You can see an increase in the accuracy score, but there is a sufficient amount of growth in the execution time as well. The larger the grid, the more execution time.

Let's rerun everything but this time with the random search. Scikit-learn provides RandomSearchCV to do that. As usual, you will have to import the necessary dependencies for that.

In [35]:
from sklearn.model_selection import RandomizedSearchCV

In [36]:
random = RandomizedSearchCV(estimator=lr, param_distributions=param_grid, cv = 3, n_jobs=-1)

start_time = time.time()
random_result = random.fit(X, y)
# Summarize results
print("Best: %f using %s" % (random_result.best_score_, random_result.best_params_))
print("Execution time: " + str((time.time() - start_time)) + ' ms')
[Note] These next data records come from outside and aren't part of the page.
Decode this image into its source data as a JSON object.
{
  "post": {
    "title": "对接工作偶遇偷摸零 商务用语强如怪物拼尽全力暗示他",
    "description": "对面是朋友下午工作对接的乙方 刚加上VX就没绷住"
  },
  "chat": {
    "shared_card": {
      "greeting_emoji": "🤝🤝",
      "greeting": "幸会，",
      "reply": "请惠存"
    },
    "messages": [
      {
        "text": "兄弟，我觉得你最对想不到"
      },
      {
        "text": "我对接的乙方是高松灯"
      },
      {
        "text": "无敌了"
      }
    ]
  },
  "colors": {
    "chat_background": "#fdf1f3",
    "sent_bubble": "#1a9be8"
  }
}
Best: 0.769531 using {'max_iter': 140, 'dual': False, 'C': 2.5}
Execution time: 0.2609708309173584 ms


15 fits failed out of a total of 30.
The score on these train-test partitions for these parameters will be set to nan.
If these failures are not expected, you can try to debug them by setting error_score='raise'.

Below are more details about the failures:
--------------------------------------------------------------------------------
15 fits failed with the following error:
Traceback (most recent call last):
  File "C:\Users\LENOVO\anaconda3\Lib\site-packages\sklearn\model_selection\_validation.py", line 732, in _fit_and_score
    estimator.fit(X_train, y_train, **fit_params)
  File "C:\Users\LENOVO\anaconda3\Lib\site-packages\sklearn\base.py", line 1151, in wrapper
    return fit_method(estimator, *args, **kwargs)
           ^^^^^^^^^^^^^^^^^^^^^^^^^^^^^^^^^^^^^^
  File "C:\Users\LENOVO\anaconda3\Lib\site-packages\sklearn\linear_model\_logistic.py", line 1168, in fit
    solver = _check_solver(self.solver, self.penalty, self.dual)
             ^^^^^^^^^^^^^^^^^^^^^^^^^^^^^^^^^^^^^^^

That's it! The random search yielded the same accuracy but in a much lesser time.

# Conclusion and Further Reading

In this tutorial, you learned about parameters and hyperparameters of a machine learning model and their differences as well. You also got to know about what role hyperparameter optimization plays in building efficient machine learning models. You built a simple Logistic Regression classifier in Python with the help of scikit-learn.

You tuned the hyperparameters with grid search and random search and saw which one performs better.